La jurisprudence a récemment apporté des éclairages intéressants sur la question de la prise en compte ou non des sociétés financières et des holdings dans l’appréciation des mesures d’un plan de sauvegarde mis en place dans leurs filiales. A cet égard et lorsqu’elle est destinataire d’une demande d’homologation d’un plan de sauvegarde de l’emploi (PSE) élaboré unilatéralement par l’employeur, l’autorité administrative doit vérifier que les mesures prévues sont suffisantes au regard des « moyens dont disposent l’entreprise, l’unité économique et sociale et le groupe »1.

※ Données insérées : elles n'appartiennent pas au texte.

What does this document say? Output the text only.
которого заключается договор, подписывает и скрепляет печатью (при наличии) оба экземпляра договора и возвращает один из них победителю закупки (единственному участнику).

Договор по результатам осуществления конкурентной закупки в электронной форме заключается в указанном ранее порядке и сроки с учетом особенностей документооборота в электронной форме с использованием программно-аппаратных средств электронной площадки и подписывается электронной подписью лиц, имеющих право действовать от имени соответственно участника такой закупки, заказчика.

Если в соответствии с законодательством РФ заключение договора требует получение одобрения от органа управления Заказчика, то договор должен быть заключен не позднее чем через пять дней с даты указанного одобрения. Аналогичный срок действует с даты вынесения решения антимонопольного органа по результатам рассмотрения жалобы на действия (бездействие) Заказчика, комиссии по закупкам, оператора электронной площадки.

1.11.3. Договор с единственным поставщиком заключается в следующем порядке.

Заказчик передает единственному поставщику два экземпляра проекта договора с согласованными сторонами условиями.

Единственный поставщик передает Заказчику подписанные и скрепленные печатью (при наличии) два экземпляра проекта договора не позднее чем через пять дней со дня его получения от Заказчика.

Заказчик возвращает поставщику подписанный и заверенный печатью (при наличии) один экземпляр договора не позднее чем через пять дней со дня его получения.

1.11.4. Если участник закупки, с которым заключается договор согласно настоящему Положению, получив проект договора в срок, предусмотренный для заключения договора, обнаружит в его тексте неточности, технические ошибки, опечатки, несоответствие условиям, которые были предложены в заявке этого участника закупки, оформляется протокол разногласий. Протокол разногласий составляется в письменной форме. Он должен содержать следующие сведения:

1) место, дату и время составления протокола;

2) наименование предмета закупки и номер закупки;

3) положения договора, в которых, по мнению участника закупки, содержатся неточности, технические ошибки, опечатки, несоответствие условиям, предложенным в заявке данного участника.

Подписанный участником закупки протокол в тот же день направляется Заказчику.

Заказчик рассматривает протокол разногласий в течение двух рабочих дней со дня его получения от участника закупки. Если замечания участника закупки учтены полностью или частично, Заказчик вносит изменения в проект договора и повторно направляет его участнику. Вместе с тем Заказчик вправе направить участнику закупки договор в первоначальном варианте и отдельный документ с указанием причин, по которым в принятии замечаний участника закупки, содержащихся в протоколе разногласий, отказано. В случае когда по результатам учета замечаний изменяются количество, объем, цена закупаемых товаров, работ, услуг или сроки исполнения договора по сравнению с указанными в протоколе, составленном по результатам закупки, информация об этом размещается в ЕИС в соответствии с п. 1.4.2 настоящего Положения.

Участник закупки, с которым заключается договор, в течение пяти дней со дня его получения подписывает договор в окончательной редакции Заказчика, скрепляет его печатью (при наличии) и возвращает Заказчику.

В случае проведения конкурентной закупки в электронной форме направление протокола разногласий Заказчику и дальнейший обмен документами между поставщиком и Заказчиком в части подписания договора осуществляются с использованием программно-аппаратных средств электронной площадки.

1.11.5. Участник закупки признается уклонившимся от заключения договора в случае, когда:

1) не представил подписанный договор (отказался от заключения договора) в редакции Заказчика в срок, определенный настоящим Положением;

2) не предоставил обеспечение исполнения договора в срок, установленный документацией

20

En l’absence de définition légale de ce « groupe » à prendre en compte pour apprécier la pertinence des moyens du PSE, le juge administratif a retenu une notion capitalistique renvoyant aux dispositions propres au comité de groupe2. Il considère ainsi que les moyens financiers d’une holding détenant 100 % des parts d’une société doivent être pris en compte pour apprécier la suffisance des mesures du PSE.

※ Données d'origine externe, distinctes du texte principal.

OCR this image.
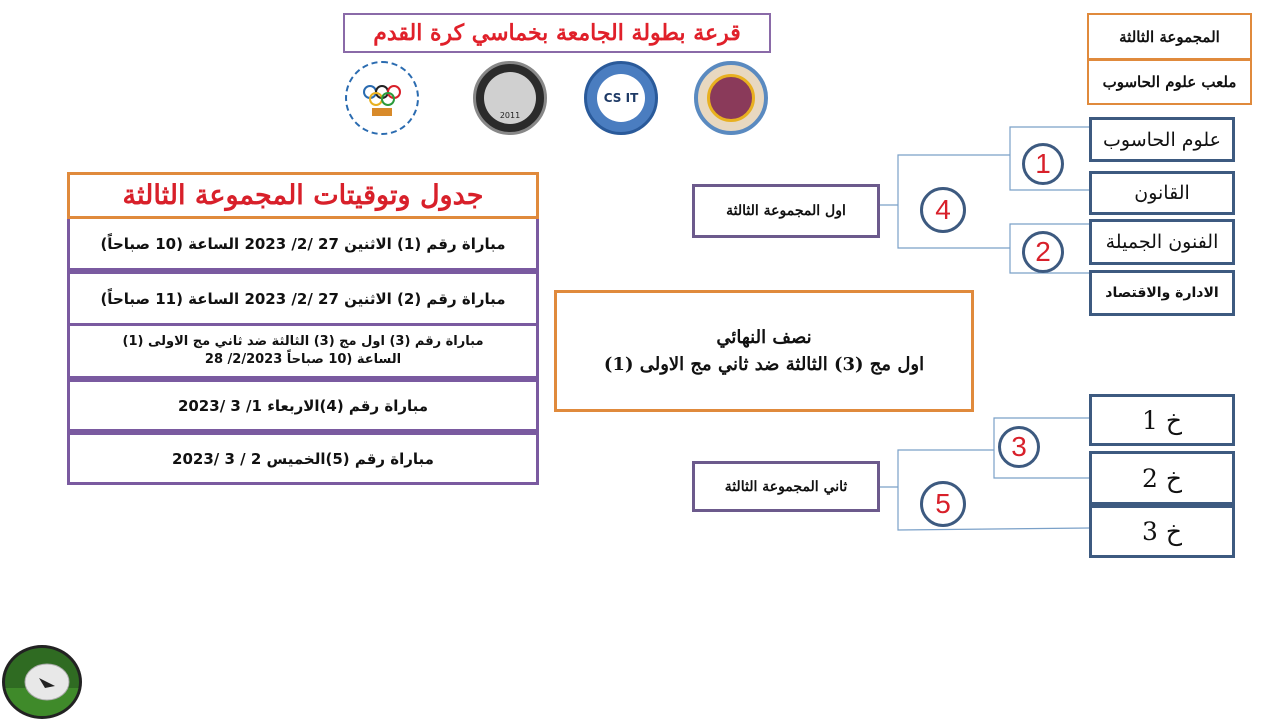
قرعة بطولة الجامعة بخماسي كرة القدم
2011
CS IT
المجموعة الثالثة
ملعب علوم الحاسوب
جدول وتوقيتات المجموعة الثالثة
مباراة رقم (1) الاثنين 27 /2/ 2023 الساعة (10 صباحاً)
مباراة رقم (2) الاثنين 27 /2/ 2023 الساعة (11 صباحاً)
مباراة رقم (3) اول مج (3) الثالثة ضد ثاني مج الاولى (1)
28 /2/2023 الساعة (10 صباحاً
مباراة رقم (4)الاربعاء 1/ 3 /2023
مباراة رقم (5)الخميس 2 / 3 /2023
علوم الحاسوب
القانون
الفنون الجميلة
الادارة والاقتصاد
1
2
4
3
5
اول المجموعة الثالثة
ثاني المجموعة الثالثة
نصف النهائي
اول مج (3) الثالثة ضد ثاني مج الاولى (1)
خ 1
خ 2
خ 3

Pour sa part, le juge judiciaire envisageait jusqu’à présent la notion de groupe de moyens du PSE de manière extensive en prenant en compte toutes les entreprises unies par « le contrôle ou l’influence d’une entreprise dominante dans les conditions définies à l’article L.2331-1 du Code du travail »3.
Par un arrêt du 20 mars 20194, la Cour de cassation a abandonné ce critère d’influence prévu au II de l’article L.2331-1 du Code du travail pour se focaliser sur celui du contrôle prévu au I du même article. Elle se rapproche ainsi de la définition du groupe de moyens retenue par le Conseil d’Etat.

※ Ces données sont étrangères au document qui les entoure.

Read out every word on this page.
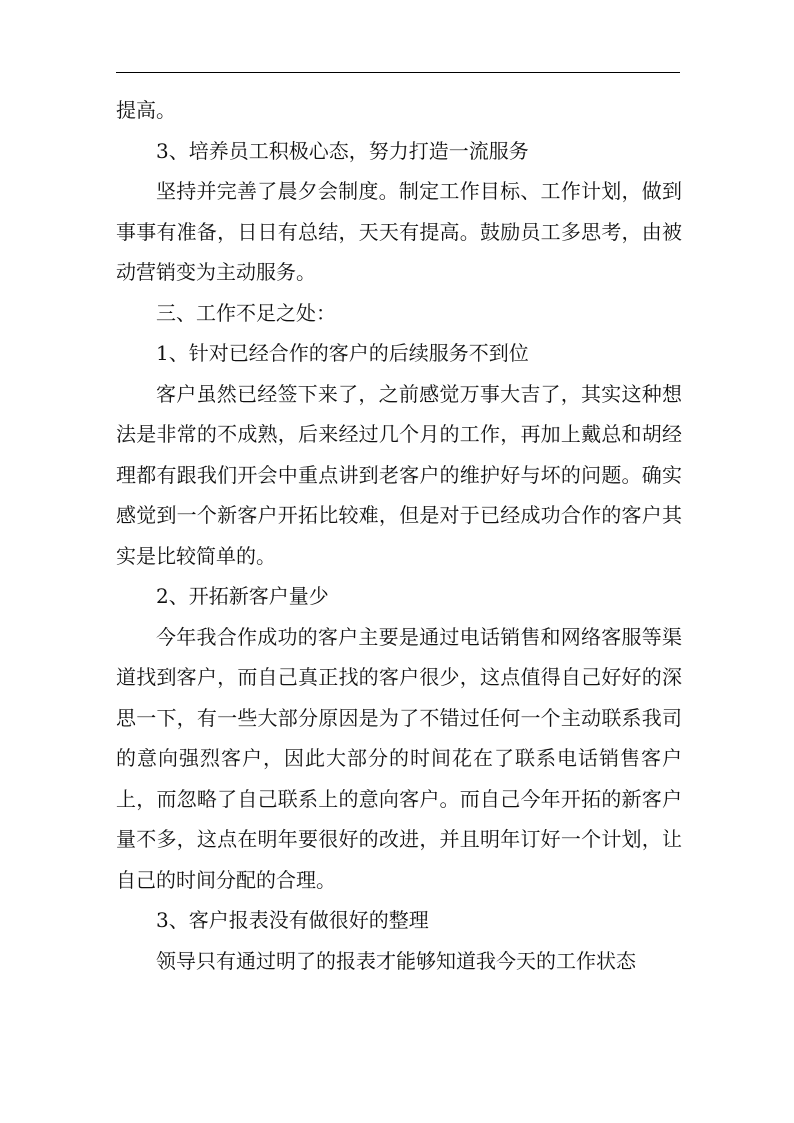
提高。

3、培养员工积极心态，努力打造一流服务

坚持并完善了晨夕会制度。制定工作目标、工作计划，做到事事有准备，日日有总结，天天有提高。鼓励员工多思考，由被动营销变为主动服务。

三、工作不足之处：

1、针对已经合作的客户的后续服务不到位

客户虽然已经签下来了，之前感觉万事大吉了，其实这种想法是非常的不成熟，后来经过几个月的工作，再加上戴总和胡经理都有跟我们开会中重点讲到老客户的维护好与坏的问题。确实感觉到一个新客户开拓比较难，但是对于已经成功合作的客户其实是比较简单的。

2、开拓新客户量少

今年我合作成功的客户主要是通过电话销售和网络客服等渠道找到客户，而自己真正找的客户很少，这点值得自己好好的深思一下，有一些大部分原因是为了不错过任何一个主动联系我司的意向强烈客户，因此大部分的时间花在了联系电话销售客户上，而忽略了自己联系上的意向客户。而自己今年开拓的新客户量不多，这点在明年要很好的改进，并且明年订好一个计划，让自己的时间分配的合理。

3、客户报表没有做很好的整理

领导只有通过明了的报表才能够知道我今天的工作状态
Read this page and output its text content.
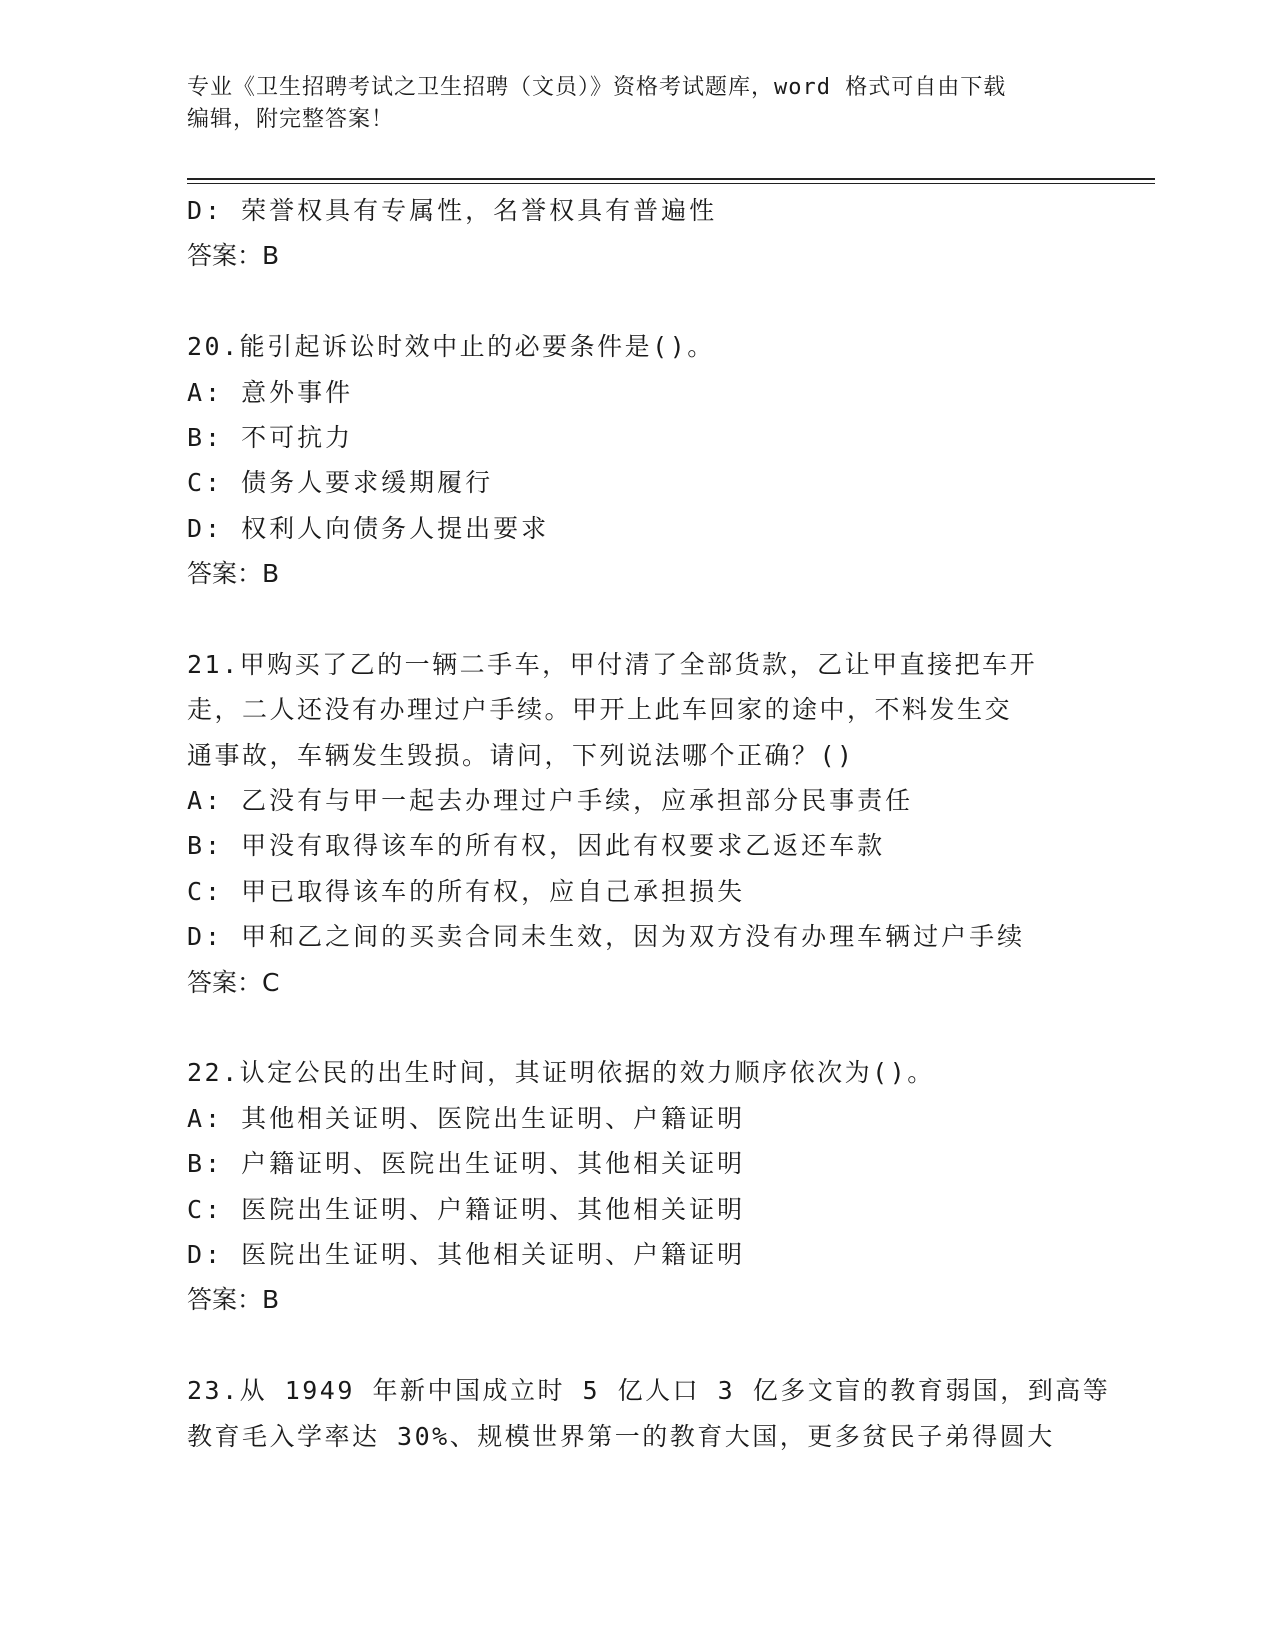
专业《卫生招聘考试之卫生招聘（文员）》资格考试题库，word 格式可自由下载
编辑，附完整答案！
D: 荣誉权具有专属性，名誉权具有普遍性
答案：B
20.能引起诉讼时效中止的必要条件是()。
A: 意外事件
B: 不可抗力
C: 债务人要求缓期履行
D: 权利人向债务人提出要求
答案：B
21.甲购买了乙的一辆二手车，甲付清了全部货款，乙让甲直接把车开
走，二人还没有办理过户手续。甲开上此车回家的途中，不料发生交
通事故，车辆发生毁损。请问，下列说法哪个正确？()
A: 乙没有与甲一起去办理过户手续，应承担部分民事责任
B: 甲没有取得该车的所有权，因此有权要求乙返还车款
C: 甲已取得该车的所有权，应自己承担损失
D: 甲和乙之间的买卖合同未生效，因为双方没有办理车辆过户手续
答案：C
22.认定公民的出生时间，其证明依据的效力顺序依次为()。
A: 其他相关证明、医院出生证明、户籍证明
B: 户籍证明、医院出生证明、其他相关证明
C: 医院出生证明、户籍证明、其他相关证明
D: 医院出生证明、其他相关证明、户籍证明
答案：B
23.从 1949 年新中国成立时 5 亿人口 3 亿多文盲的教育弱国，到高等
教育毛入学率达 30%、规模世界第一的教育大国，更多贫民子弟得圆大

En l’espèce, la société mère de la société qui avait mis en place un PSE avait été rachetée par une holding de reprise, laquelle était elle-même détenue à 85 % par un fonds commun de placement géré par une société de gestion. Les salariés demandaient à ce que les moyens de la société de gestion, ainsi que ceux des entreprises qu’elle contrôle, soient pris en compte pour apprécier la pertinence des mesures du PSE.
La chambre sociale a rejeté leurs demandes du fait qu’il n’était pas démontré que la société de gestion détenait, directement ou indirectement, une fraction du capital de la société. Cette solution s’imposait dans la mesure où les participations au capital de la holding étaient en réalité détenues par les investisseurs, la société de gestion ayant pour seul rôle de les gérer dans l’intérêt de ces derniers.
Cette solution est du reste cohérente avec celle du Conseil d’Etat dans l’arrêt précité du 24 octobre 2018 car, en l’espèce, la Cour de cassation n’exclut pas la holding de reprise du périmètre du groupe mais la société de gestion du fonds commun de placement dans la mesure où celle-ci ne détenait aucune participation directe ou indirecte dans la société concernée par le licenciement économique.
Par ailleurs et dans cette même affaire, le pacte d’associés conclu entre la société de gestion du fonds commun de placement et la holding ne mettait pas en évidence l’existence d’une « influence dominante » mais seulement des liens de « contrôle et de surveillance ». La Cour de cassation cherchait ici à caractériser une influence prévue contractuellement ou statutairement5 - qui aurait pu conduire à la prise en compte de la société de gestion dans la pertinence des moyens du PSE - et non à une influence de fait résultant de l’importance des relations entre les deux sociétés6.
En définitive donc, ces sociétés financières ou holdings sont prises en compte dans l’appréciation des moyens des PSE mis en place, soit dans leurs filiales directes ou indirectes, soit dans les sociétés dans lesquelles elles exercent une influence dominante en raison d’une disposition statutaire ou contractuelle.
1 Article L.1233-57-3 du Code du travail.
2 I de l’article L.2331-1 du Code du travail - CE, 24 octobre 2018, n° 406905.
3 Cass. soc., 16 novembre 2016, n° 14-30063.
4 Cass. soc., 20 mars 2019, n° 17-19595.
5 Article L.233-16 3° du Code de commerce.
6 II de l’article L.2331-1 du Code du travail.